L’annonce a été confirmée par une augmentation de l’écart de rendement (spread) entre les emprunts souverains allemands à 10 ans, considérés comme sûrs, et les italiens. Or, l’Italie est déjà un pays fortement endetté et l’acquisition de nouvelles dettes à haut rendement ne fera qu’alourdir la charge d’intérêts. Cette année, l’Italie dépense environ 9% de ses recettes fiscales pour payer les intérêts sur la dette publique. Il s’agit d’une valeur très élevée par rapport à d’autres pays de la zone euro. Cela réduit la marge de manœuvre du gouvernement italien, qui ne dispose en principe pas d’un dixième des recettes. Les perspectives pour l’avenir ne sont pas roses: la conclusion progressive du programme PEPP entraînera une augmentation des rendements des emprunts d’État italiens, ce qui rendra le refinancement de la dette publique encore plus cher et augmentera encore la charge d’intérêts.

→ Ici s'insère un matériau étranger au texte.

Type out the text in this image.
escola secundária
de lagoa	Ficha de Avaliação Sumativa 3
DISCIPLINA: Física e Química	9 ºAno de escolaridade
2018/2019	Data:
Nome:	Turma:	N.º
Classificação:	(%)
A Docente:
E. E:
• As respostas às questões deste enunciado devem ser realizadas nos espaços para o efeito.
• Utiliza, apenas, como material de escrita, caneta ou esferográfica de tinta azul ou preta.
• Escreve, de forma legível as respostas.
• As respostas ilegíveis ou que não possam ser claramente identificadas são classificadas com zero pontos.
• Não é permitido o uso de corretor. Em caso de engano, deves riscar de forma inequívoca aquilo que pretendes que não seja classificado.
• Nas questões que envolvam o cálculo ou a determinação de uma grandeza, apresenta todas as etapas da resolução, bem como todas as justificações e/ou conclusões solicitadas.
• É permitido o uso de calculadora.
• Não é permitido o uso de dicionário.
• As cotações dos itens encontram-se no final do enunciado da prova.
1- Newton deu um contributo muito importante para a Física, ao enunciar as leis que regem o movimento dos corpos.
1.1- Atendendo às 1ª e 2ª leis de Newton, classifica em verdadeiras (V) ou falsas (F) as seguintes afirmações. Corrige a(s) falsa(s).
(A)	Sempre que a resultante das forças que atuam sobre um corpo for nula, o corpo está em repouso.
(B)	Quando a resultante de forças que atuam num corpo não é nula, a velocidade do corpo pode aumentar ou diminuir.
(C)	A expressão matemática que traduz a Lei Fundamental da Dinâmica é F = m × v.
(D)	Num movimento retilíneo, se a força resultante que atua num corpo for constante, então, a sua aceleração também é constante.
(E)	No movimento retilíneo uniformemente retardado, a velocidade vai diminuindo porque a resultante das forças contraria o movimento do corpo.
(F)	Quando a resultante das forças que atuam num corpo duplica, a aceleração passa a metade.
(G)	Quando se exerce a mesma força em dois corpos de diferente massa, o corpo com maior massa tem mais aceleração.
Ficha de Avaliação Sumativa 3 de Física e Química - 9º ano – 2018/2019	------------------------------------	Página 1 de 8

Dans le pire des cas, la solvabilité de l’Italie pourrait être en jeu et entraîner des réformes en profondeur avec des mesures impopulaires. En tout état de cause, la BCE et l’Union européenne veulent éviter que le cas grec ne se reproduise. Cela suppose toutefois des concessions de la part de l’Italie.
Comparaison révélatrice avec la Grèce
Pour conclure, je fais une observation intéressante concernant l’écart entre les emprunts d’état italiens et grecs. Avec 167% du PIB, la Grèce a un ratio d’endettement encore plus élevé que l’Italie. Toutefois, à l’inverse de l’Italie, elle procède à des réformes profondes. Pendant des années, la prime de risque grecque était plus élevée que celle de l’Italie – jusqu’au début de 2023. La situation s’est ensuite inversée et, malgré une dette publique accrue, l’écart de rendement est aujourd’hui d’environ 50 points de base: une transmission symbolique du titre de «source de préoccupations» de la zone euro.